Missing Link

Hugh Jackman provides the voice for the furry gentle giant, Mr. Link

Missing Link

At Cinemark


Grade: B-

During Pixar’s ascent, the upstart animation company first passed Disney and then kept climbing, turning out brilliant film after brilliant film, which put art before box office – but still managed to earn bucketsful of doubloons.

Then, somewhere along that joyous ride, Pixar finally began to make choices – aka “Cars 3” -- that were a dictated a little more by profit and a little less by creative inspiration. That mirrored the rise of Disney studios itself, which started out as Walt’s subversive genius force, and then evolved into a capitalistic empire where the brilliant animators lost control of the company’s compass. Voila: Splash Mountain!

I watched in amazement as Laika studios from Portland, Oregon, started its own ascent. Variety described the early vision of Laika films – “Coraline” and “Kubo and the Two Strings” -- as “dark, relatively intense cartoons liable to give young children nightmares.”

“ParaNorman” was another Laika triumph, a zombie-inspired story about the purity and power of kids.

Laika’s stop-motion technology took animation somewhere it had never been before. The animators’ labors are an act of love, with a single minute of film sometimes taking a short eternity to perfect.

“It took all 18 months of the animation schedule to produce a little less than two minutes of footage for the dance sequence in ‘Boxtrolls,’” said Anthsony Stacchi, who directed that Laika film.

The result of this intense commitment was that Laika passed Disney and pulled even with Pixar as the studio where artists controlled the choices, holding the marketing department at bay.

But as I watched Laika head up the rollercoaster of animation, I wondered if the studio, like its predecessors, would reach the top, crest and then head down the other side, waving its hands in the air as it descended out of the rarefied air of great art and into the humidity of compromised commercial choices.

“Missing Link,” Laika’s latest, is a brilliantly animated film that lacks a driving philosophical or moral concept at its core, settling for a light-hearted romp that’s more like mainstream Disney.

To use a political metaphor, Laika has decided to appeal to the moderates, rather than living on the edge and pushing the envelope. As one film site puts it, Laika is hoping that “audiences -- the ones that helped turn ‘Despicable Me 3’ and ‘Ice Age 5’ into hits -- will take notice.”

In fairness, though, it’s the purist in me that’s saying all this. The realist understands.

And, in fairness, “Missing Link” is a beautifully animated film spinning a friendly family tale.

The story starts out with Sir Lionel Frost going to the Pacific Northwest to search for Sasquatch/Bigfoot. We expect a long search, but Mr. Link, a furry gentle giant, appears quickly.

Turns out Mr. Link had puppeteered this expedition in hopes of soliciting the scientist’s help in locating his relatives in Shangri La in the Himalayas.

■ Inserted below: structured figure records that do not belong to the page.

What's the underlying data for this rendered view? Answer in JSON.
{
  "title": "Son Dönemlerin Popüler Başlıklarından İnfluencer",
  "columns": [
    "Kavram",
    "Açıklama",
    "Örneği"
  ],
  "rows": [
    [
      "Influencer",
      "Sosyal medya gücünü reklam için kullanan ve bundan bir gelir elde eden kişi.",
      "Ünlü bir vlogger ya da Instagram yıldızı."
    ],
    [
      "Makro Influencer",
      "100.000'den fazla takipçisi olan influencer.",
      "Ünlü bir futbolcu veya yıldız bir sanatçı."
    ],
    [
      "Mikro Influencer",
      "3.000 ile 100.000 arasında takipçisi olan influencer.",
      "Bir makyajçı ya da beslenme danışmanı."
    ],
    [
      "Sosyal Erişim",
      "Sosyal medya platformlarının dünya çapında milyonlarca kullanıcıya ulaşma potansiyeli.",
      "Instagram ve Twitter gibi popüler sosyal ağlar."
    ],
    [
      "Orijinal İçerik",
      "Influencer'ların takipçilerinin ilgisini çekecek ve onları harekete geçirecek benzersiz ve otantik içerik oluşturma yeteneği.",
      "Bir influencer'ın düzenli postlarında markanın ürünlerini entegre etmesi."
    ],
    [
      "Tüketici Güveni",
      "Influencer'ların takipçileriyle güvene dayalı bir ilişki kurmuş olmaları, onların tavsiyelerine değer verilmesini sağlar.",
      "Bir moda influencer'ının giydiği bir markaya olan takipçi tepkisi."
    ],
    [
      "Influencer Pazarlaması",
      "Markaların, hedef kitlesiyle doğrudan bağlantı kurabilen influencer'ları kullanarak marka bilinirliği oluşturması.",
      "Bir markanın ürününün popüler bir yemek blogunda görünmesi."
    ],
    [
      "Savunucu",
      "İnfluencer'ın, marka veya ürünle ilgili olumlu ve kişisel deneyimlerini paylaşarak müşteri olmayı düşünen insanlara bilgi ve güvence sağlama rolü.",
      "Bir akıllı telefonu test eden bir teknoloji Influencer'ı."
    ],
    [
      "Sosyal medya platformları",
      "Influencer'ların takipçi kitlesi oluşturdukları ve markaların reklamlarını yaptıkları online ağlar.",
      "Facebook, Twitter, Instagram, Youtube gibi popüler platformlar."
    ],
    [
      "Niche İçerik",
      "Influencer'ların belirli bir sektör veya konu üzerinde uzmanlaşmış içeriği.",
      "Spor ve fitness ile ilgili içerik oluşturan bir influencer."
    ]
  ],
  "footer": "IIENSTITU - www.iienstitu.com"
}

Mr. Link is lonely, longing for connection, tired of being objectified and hunted by greedy humans.

Give Laika credit for humanizing the Sasquatch, and for taking us on an almost spiritual journey that seeks to unite East and West, animal and human. Frost listens attentively to Mr. Link, treating him with utmost respect.

Mr. Link prefers the name Susan, a choice that might have been a subversive step into identity politics, but ends up merely being played for light laughs.

All those touches are admirable, but doesn’t keep the story from feeling routine, even uninspired at times. When a bounty hunter is assigned to track down and kill Sir Lionel Frost and Mr. Link, the film turns down a dead-end alley and abandons the magic of prior Laika stories. The action scenes are formula Hollywood distractions.

I love the artistry of Laika so much, it’s tempting to praise everything they do, just because of the stunning, painstaking animation. And many reviewers are doing just that – forgiving a conventional story because it’s created by a Northwest team of contemporary Monet's and Renoir's.

But I was bored too often during this film not to hold it accountable.

I’m disappointed and a bit worried by this turn towards conventionality. I hope Laika will return to the wonders of “Kubo” and play their subversive strings again.